Moral Briefs – Chapter LXXXVI – An Oft Exploited, But Specious Plea

cover of the ebook 'Moral Briefs' by Father John Henry StapletonIt is not an infrequent occurrence for persons given to the habit of petty thefts and fraud, to seek to justify their irregular conduct by a pretense of justice which they call secret compensation. They stand arraigned before the bar of their conscience on the charge of filching small sums, usually from their employers; they have no will to desist; they therefore plead not guilty, and have nothing so much at heart as to convince themselves that they act within their rights. They elaborate a theory of justice after their ideas, or rather, according to their own desires; they bolster it up with facts that limp all the way from half-truths to downright falsities; and thus acquit themselves of sin, and go their way in peace. A judge is always lenient when he tries his own case.

Secret compensation is the taking surreptitiously from another of the equivalent of what is due to one, of what has been taken and is kept against all justice, in order to indemnify oneself for losses sustained. This sort of a thing, in theory at least, has a perfectly plausible look, nor, in fact, is it contrary to justice, when all the necessary conditions are fulfilled to the letter. But the cases in which these conditions are fulfilled are so few and rare that they may hardly be said to exist at all. It is extremely difficult to find such a case, and nearly always when this practice is resorted to, the order of justice is violated.

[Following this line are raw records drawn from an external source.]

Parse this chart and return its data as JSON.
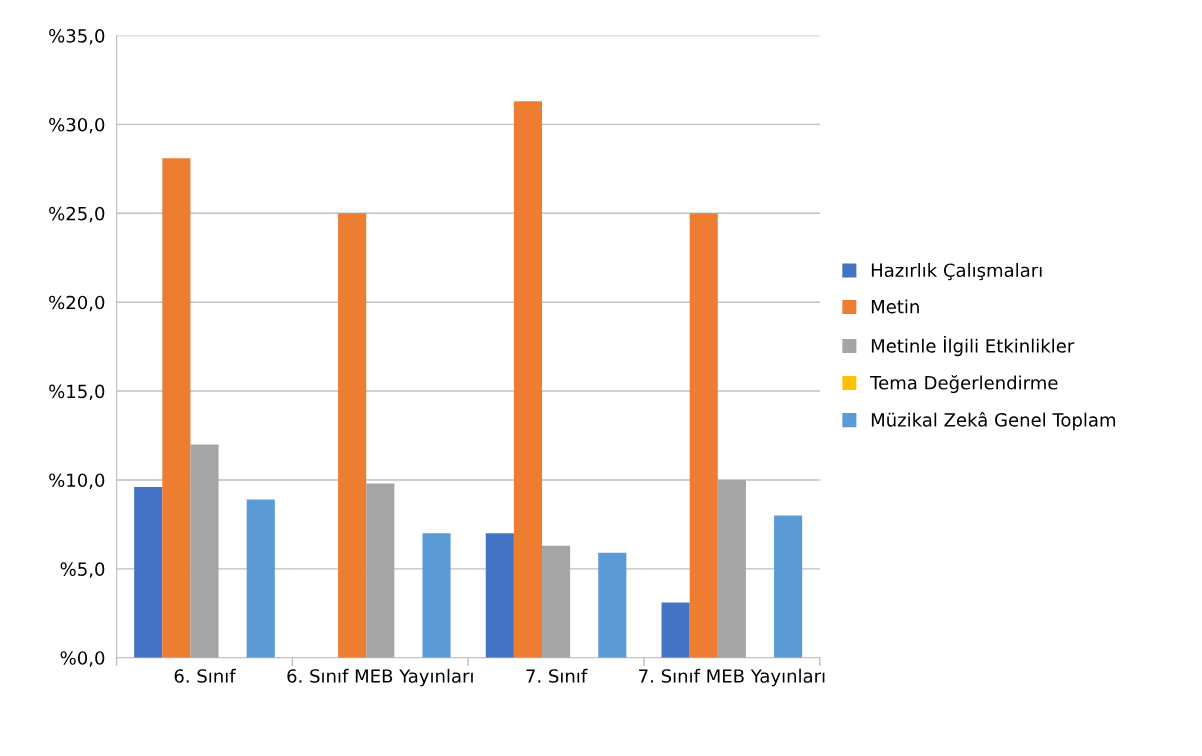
{
  "chart_data": {
    "type": "bar",
    "categories": [
      "6. Sınıf",
      "6. Sınıf MEB Yayınları",
      "7. Sınıf",
      "7. Sınıf MEB Yayınları"
    ],
    "series": [
      {
        "name": "Hazırlık Çalışmaları",
        "color": "#4472c4",
        "values": [
          9.6,
          0,
          7.0,
          3.1
        ]
      },
      {
        "name": "Metin",
        "color": "#ed7d31",
        "values": [
          28.1,
          25.0,
          31.3,
          25.0
        ]
      },
      {
        "name": "Metinle İlgili Etkinlikler",
        "color": "#a5a5a5",
        "values": [
          12.0,
          9.8,
          6.3,
          10.0
        ]
      },
      {
        "name": "Tema Değerlendirme",
        "color": "#ffc000",
        "values": [
          0,
          0,
          0,
          0
        ]
      },
      {
        "name": "Müzikal Zekâ Genel Toplam",
        "color": "#5b9bd5",
        "values": [
          8.9,
          7.0,
          5.9,
          8.0
        ]
      }
    ],
    "ylim": [
      0,
      35
    ],
    "yticks": [
      {
        "value": 0,
        "label": "%0,0"
      },
      {
        "value": 5,
        "label": "%5,0"
      },
      {
        "value": 10,
        "label": "%10,0"
      },
      {
        "value": 15,
        "label": "%15,0"
      },
      {
        "value": 20,
        "label": "%20,0"
      },
      {
        "value": 25,
        "label": "%25,0"
      },
      {
        "value": 30,
        "label": "%30,0"
      },
      {
        "value": 35,
        "label": "%35,0"
      }
    ],
    "grid": "y",
    "legend": "right"
  }
}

And if common sense in the case of any given individual fail to show him this truth, we here quote for his benefit an authority capable of putting all his doubts at rest. The following proposition was advanced: “Domestic servants who adjudge themselves underpaid for services rendered, may appropriate to themselves by stealth a compensation.” This proposition has received the full weight of papal condemnation. It cannot be denied that it applies to all who engage their services for hire. To maintain the contrary is to revolt against the highest authority in the Church; to practice it is purely and simply to sin.

A case is often made out on the grounds that wages are small, work very hard and the laborer therefore insufficiently remunerated. But to conclude therefrom the right to help oneself to the employer’s goods, is a strange manner of reasoning, while it opens the door to all manner of injustice. Where is there a man, whatever his labor and pay, who could not come to the same conclusion? Who may not consider himself ill-paid? And who is there that really thinks he is not worth more than he gets? There is no limit to the value one may put on one’s own services; and he who is justified today in taking a quarter of a dollar, would be equally justified tomorrow in appropriating the whole concern. And then- what becomes of honesty, and the right of property? And what security can anyone have against the private judgment of his neighbor?

And what about the contract according to the terms of which you are to give your services and to receive in return a stipulated amount? Was there any clause therein by which you are entitled to change the terms of said contract without consulting the other party interested? You don’t think he would mind it. You don’t think anything of the kind; you know he will and does mind it. He may be generous, but he is not a fool.

“But I make up for it. I work overtime, work harder, am more attentive to my work; and thereby save more for my employer than I take.” Here you contradict yourself. You are therefore not under-paid. And if you furnish a greater amount of labor than is expected of you, that is your business and your free choice. And the right you have to a compensation for such extra labor is entirely dependent on the free will of your employer. People usually pay for what they call for; services uncalled for are gratuitous services. To think otherwise betokens a befuddled state of mind.

“But I am forced to work harder and longer than we agreed.” Then it is up to you to remonstrate with your employer, to state the case as it is and to ask for a raise. If he refuses, then his refusal is your cue to quit and go elsewhere. It means that your services are no longer required. It means, at any rate, that you have to stand the cut or seek to better your condition under other employers. It is hard! Of course it is hard, but no harder than a great many other things we have to put up with.

If my neighbor holds unjustly what belongs to me, or if he has failed to repair damages caused, to recover my losses by secret compensation has the same degree of malice and disorder. The law is instituted for just such purposes; you have recourse thereto. You may prosecute and get damages. If the courts fail to give you justice, then perhaps there may be occasion to discuss the merits of the secret compensation theory. But you had better get the advice of some competent person before you a.ttempt to put it in practice; otherwise you are liable to get into a bigger hole than the one you are trying to get out of.

Sometimes the bold assertion is advanced that the employer knows perfectly that he is being systematically robbed and tolerates it. It is incumbent on this party to prove his assertion in a very simple way. Let him denounce himself to his employer and allow the truth or falsity thereof hang on the result. If he does not lose his job inside of twenty-four hours after the interview, he may continue his peculations in perfect tranquillity of conscience. If he escapes prosecution through the consideration of his former employer, he must take it for granted that the toleration he spoke of was of a very general nature, the natural stand for a man to take who is being robbed and cannot help it. To justify oneself on such a principle is to put a premium on shrewd dishonesty.